Editor’s note: The Nevada State Prison shut down operations in 2012, seven years after this story aired. Efforts to preserve the prison as a landmark or a museum are ongoing.
MYSTERY WIRE — The Nevada State Prison at Carson City has been a prison longer than Nevada has been a state. The shotgun-toting guards and ubiquitous razor wire hint that security is a serious matter here. So imagine what the hardened inmates thought when the warden told them to grab some shovels and start digging.
George Knapp: You have to admit it’s kinda funny for a warden to get inmates to dig tunnels.
Mike Budge: Right, yeah. (laughs)

Mike Budge knows it isn’t something they teach in Warden 101, but he had a feeling the inmates might get jazzed about a search for a hidden cave, and he was right. Budge, a history buff, has seen all of the old photos, postcards and etchings about the cave and the mystery footprints sealed inside. As a corrections officer 24 years ago, he even helped to seal it up, presumably forever. When he returned as warden, his interest was piqued because of a surprise visit by 95 year old Art Bernard, who was the warden 50 years ago.
“He came out and stood there and said the footprints are right there in that cave,” Budge says. “He was very upset and said they should never have been covered up.”
Six inmates volunteered to help the warden find the cave. They dug it out, shored it and marvelled at the strange tracks in the rock. At the cave entrance, the tracks are roundish, like beast prints, but further back, they look like … well, you make the call.

Budge: A large human.
Knapp: You’ve heard that story?
Budge: Yeah. See, those are what, about 18-24 inches?
“They run 19 to 22” says Adolf Stankus, a corrections officer. “They have about a two-and-a-half to three-foot stride, which would be a proper stride for a man of my height, only with a giant foot.”
A big foot, you say? The prison grounds are pregnant with them.
A century ago, this former hot springs was a quarry. Stones from this site can be found in most of the buildings in Carson City. And the more stone the quarry workers removed, the more tracks they found — thousands of prints made by extinct animals.
A Woolly Mammoth left impressions in what is now an exercise yard.

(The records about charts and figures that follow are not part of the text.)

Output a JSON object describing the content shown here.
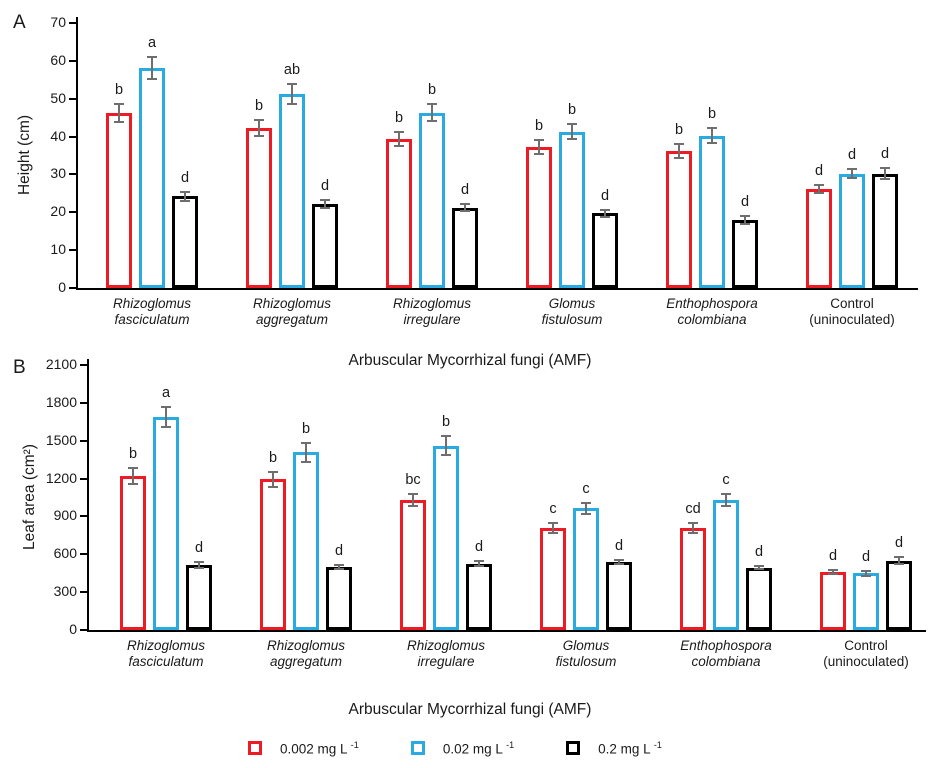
{
  "chart_data": [
    {
      "id": "A",
      "type": "bar",
      "panel_label": "A",
      "title": "",
      "xlabel": "Arbuscular Mycorrhizal fungi (AMF)",
      "ylabel": "Height (cm)",
      "ylim": [
        0,
        70
      ],
      "yticks": [
        0,
        10,
        20,
        30,
        40,
        50,
        60,
        70
      ],
      "grid": false,
      "categories": [
        {
          "line1": "Rhizoglomus",
          "line2": "fasciculatum",
          "italic": true
        },
        {
          "line1": "Rhizoglomus",
          "line2": "aggregatum",
          "italic": true
        },
        {
          "line1": "Rhizoglomus",
          "line2": "irregulare",
          "italic": true
        },
        {
          "line1": "Glomus",
          "line2": "fistulosum",
          "italic": true
        },
        {
          "line1": "Enthophospora",
          "line2": "colombiana",
          "italic": true
        },
        {
          "line1": "Control",
          "line2": "(uninoculated)",
          "italic": false
        }
      ],
      "series": [
        {
          "name": "0.002 mg L-1",
          "color": "#ed1c24",
          "values": [
            46.2,
            42.3,
            39.4,
            37.2,
            36.2,
            26.2
          ],
          "errors": [
            2.3,
            2.1,
            1.9,
            1.8,
            1.9,
            1.1
          ],
          "letters": [
            "b",
            "b",
            "b",
            "b",
            "b",
            "d"
          ]
        },
        {
          "name": "0.02 mg L-1",
          "color": "#29abe2",
          "values": [
            58.2,
            51.2,
            46.3,
            41.3,
            40.2,
            30.2
          ],
          "errors": [
            2.9,
            2.6,
            2.2,
            1.9,
            2.0,
            1.2
          ],
          "letters": [
            "a",
            "ab",
            "b",
            "b",
            "b",
            "d"
          ]
        },
        {
          "name": "0.2 mg L-1",
          "color": "#000000",
          "values": [
            24.2,
            22.2,
            21.2,
            19.7,
            17.9,
            30.2
          ],
          "errors": [
            1.1,
            1.0,
            0.9,
            0.9,
            1.0,
            1.4
          ],
          "letters": [
            "d",
            "d",
            "d",
            "d",
            "d",
            "d"
          ]
        }
      ]
    },
    {
      "id": "B",
      "type": "bar",
      "panel_label": "B",
      "title": "",
      "xlabel": "Arbuscular Mycorrhizal fungi (AMF)",
      "ylabel": "Leaf area (cm²)",
      "ylim": [
        0,
        2100
      ],
      "yticks": [
        0,
        300,
        600,
        900,
        1200,
        1500,
        1800,
        2100
      ],
      "grid": false,
      "categories": [
        {
          "line1": "Rhizoglomus",
          "line2": "fasciculatum",
          "italic": true
        },
        {
          "line1": "Rhizoglomus",
          "line2": "aggregatum",
          "italic": true
        },
        {
          "line1": "Rhizoglomus",
          "line2": "irregulare",
          "italic": true
        },
        {
          "line1": "Glomus",
          "line2": "fistulosum",
          "italic": true
        },
        {
          "line1": "Enthophospora",
          "line2": "colombiana",
          "italic": true
        },
        {
          "line1": "Control",
          "line2": "(uninoculated)",
          "italic": false
        }
      ],
      "series": [
        {
          "name": "0.002 mg L-1",
          "color": "#ed1c24",
          "values": [
            1220,
            1195,
            1030,
            805,
            805,
            460
          ],
          "errors": [
            60,
            60,
            50,
            40,
            40,
            15
          ],
          "letters": [
            "b",
            "b",
            "bc",
            "c",
            "cd",
            "d"
          ]
        },
        {
          "name": "0.02 mg L-1",
          "color": "#29abe2",
          "values": [
            1690,
            1410,
            1460,
            965,
            1030,
            450
          ],
          "errors": [
            80,
            75,
            75,
            45,
            45,
            20
          ],
          "letters": [
            "a",
            "b",
            "b",
            "c",
            "c",
            "d"
          ]
        },
        {
          "name": "0.2 mg L-1",
          "color": "#000000",
          "values": [
            515,
            500,
            525,
            540,
            495,
            550
          ],
          "errors": [
            20,
            15,
            20,
            15,
            15,
            30
          ],
          "letters": [
            "d",
            "d",
            "d",
            "d",
            "d",
            "d"
          ]
        }
      ]
    }
  ],
  "legend": {
    "position": "bottom",
    "items": [
      {
        "base": "0.002 mg L",
        "sup": "-1",
        "color": "#ed1c24"
      },
      {
        "base": "0.02 mg L",
        "sup": "-1",
        "color": "#29abe2"
      },
      {
        "base": "0.2 mg L",
        "sup": "-1",
        "color": "#000000"
      }
    ]
  },
  "colors": {
    "series_red": "#ed1c24",
    "series_blue": "#29abe2",
    "series_black": "#000000",
    "error_bar": "#6e6e6e",
    "text": "#1a1a1a",
    "background": "#ffffff"
  }
}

The tracks in the cave stood out though, and caused a sensation when they were discovered in the late 1800s. Even Mark Twain wrote about them. He theorized they were made by drunken legislators on their way to a saloon.
Scientists initially believed the prints were made by a race of giant humans. The prevailing view now is that they were made by a giant sloth, still interesting but not as much fun as the alternative theory.
“This is the outline of the giant prints from the state prison, and this is a Sasquatch cast,” says Gene Hattori, Nevada State Museum anthropologist.
Hattori doesn’t want to be labeled a bigfoot nut, but he playfully notes the similarity between the prison prints and those made by the legendary Sasquatch. For the record, he sides with those who say the prints were made by a giant sloth, but he is reluctant to say the case is closed.
“Especially since we are finding that we don’t know everything about what’s going on in nature,” Hattori says.
“All the sloth tracks that have been found show claw marks,” Stankus says, “and these don’t show claw marks. So, you take that for what it’s worth.”
Unfortunately, when the word leaked out about Warden Budge’s little dig, state inspectors arrived and shut the cave down. Too unstable, they said, plus it might be a danger to the license plate factory on the ridge above. Budge hopes the cave is one day accessible for students and scientists. And even though it’s off limits for now, he’s not going to let anyone fill it back in.
“This goes back millions of years,” Budge says.
The warden estimates it will cost $2,200 to bring the cave up to code so that researchers could be allowed inside, but he doesn’t have the money in his budget. Plus, he is retiring in January.